U.S. Gymnastics doctor Larry Nassar has been sentenced to 300 years in prison for years of sexual abuse of U.S. Gymnastics athletes.

The Protecting Young Victims from Sexual Abuse and Safe Sport Authorization Act became federal law on Feb. 14, 2018. The law  established the U.S. Center for Safe Sport to act as an independent watchdog put in place to protect young athletes and ensure that they remain and feel safe in any environment with any 18 years or older adult, supervisor, or coach. 

 Sexual abuse has been a issue that the world has faced long before 2018, but the one incident that really brought oil to the flame was the sex abuse scandal surrounding the USA Gymnastics and their team doctor, Larry Nassar. 

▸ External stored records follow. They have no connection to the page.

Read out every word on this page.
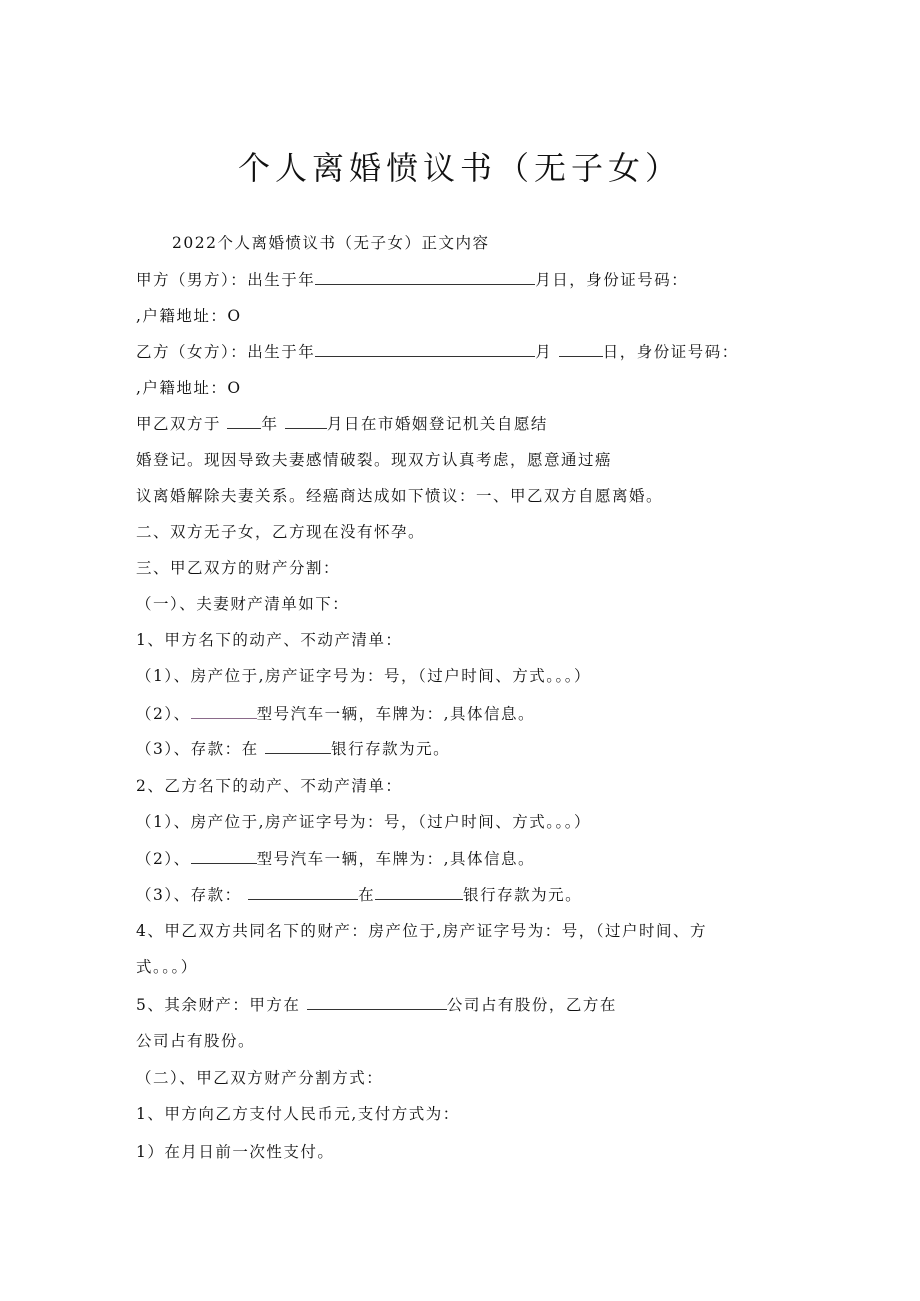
个人离婚愤议书（无子女）
2022个人离婚愤议书（无子女）正文内容
甲方（男方）：出生于年	月日，身份证号码：
,户籍地址：O
乙方（女方）：出生于年	月	日，身份证号码：
,户籍地址：O
甲乙双方于	年	月日在市婚姻登记机关自愿结
婚登记。现因导致夫妻感情破裂。现双方认真考虑，愿意通过癌
议离婚解除夫妻关系。经癌商达成如下愤议：一、甲乙双方自愿离婚。
二、双方无子女，乙方现在没有怀孕。
三、甲乙双方的财产分割：
（一）、夫妻财产清单如下：
1、甲方名下的动产、不动产清单：
（1）、房产位于,房产证字号为：号，（过户时间、方式。。。）
（2）、	型号汽车一辆，车牌为：,具体信息。
（3）、存款：在	银行存款为元。
2、乙方名下的动产、不动产清单：
（1）、房产位于,房产证字号为：号，（过户时间、方式。。。）
（2）、	型号汽车一辆，车牌为：,具体信息。
（3）、存款：	在	银行存款为元。
4、甲乙双方共同名下的财产：房产位于,房产证字号为：号，（过户时间、方
式。。。）
5、其余财产：甲方在	公司占有股份，乙方在
公司占有股份。
（二）、甲乙双方财产分割方式：
1、甲方向乙方支付人民币元,支付方式为：
1）在月日前一次性支付。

Nassar was believed to be a trusted doctor for many years, leading to shock when it was revealed that he had sexually assaulted over 300 athletes entrusted to his care and got away with it for so many years. For all that time, those overseeing the USA gymnastics program turned a blind eye to the glaring red flags signaling Nassar’s behavior thereby enabling him to inflict the athletes under his care with unhealable emotional wounds.

The 2018 Safe Sport Authorization Act as federal law in 2018 was a result of the revelation of Nassar’s abuse and seeks to ensure that young athletes will not fall victim to abuse by those who are in positions of authority and can use that authority to impact just how successful those athletes may be.

 However, is everyone protected?

A closer look at the law shows that many young athletes are left without the protection the law was designed to provide. The law only gives authority to the U.S. Center for SafeSport “to respond to reports of sexual misconduct within the U.S. Olympic and Paralympic Movement.” This means that only Olympic level athletes are protected, leaving NCAA and AAU athletes without the protection of such an independent watchdog.

 College athletes that report such abuse to their coaches or other university officials are still at the mercy of those coaches and officials to handle the situation in the proper manner. Yet, there are numerous instances where those coaches and officials have ignored and even sought to cover up cases of sexual abuse reported to them by the athletes entrusted to their care.

Perhaps the most famous case of such is that of Jerry Sandusky, the Penn State assistant football coach, who for years sexually abused young boys attending football camps on the Penn State campus. The abuses took place both on and off campus and then head football coach Joe Paterno, the Penn State athletic director, and some higher level administrative officials had been made aware of the abuses and chose to ignore them. 

Ultimately, Sandusky was given a 30 to 60 year prison sentence, Paterno, athletic director Tim Curley, PSU vice-president Gary Schultz, and PSU president Graham Spanier either resigned or were fired with Curley, Schultz, and Spanier either pleading guilty to or being convicted of child endangerment. Paterno died before any charges could be brought against him.

While the Sandusky scandal did not directly involve PSU athletes being abused, it serves as a glaring example of the dangers when universities are left to police themselves in such cases, and the Safe Sport Authorization Act does nothing to address those dangers. 

There are numerous instances wherein persons in positions of authority failed to act when informed of sexual abuse by school athletes. ESPN reports that in 2015, Harvard University diving coach was accused of sexually harassing female athletes for many years by “soliciting them for photos and sending them pictures of his genitalia. The women say program officials dismissed the complaints at the time.”

There have also been many instances where high school officials have covered up acts of sexual abuse alleged by student/athletes, yet there is still no independent agency to make sure such allegations don’t go unaddressed.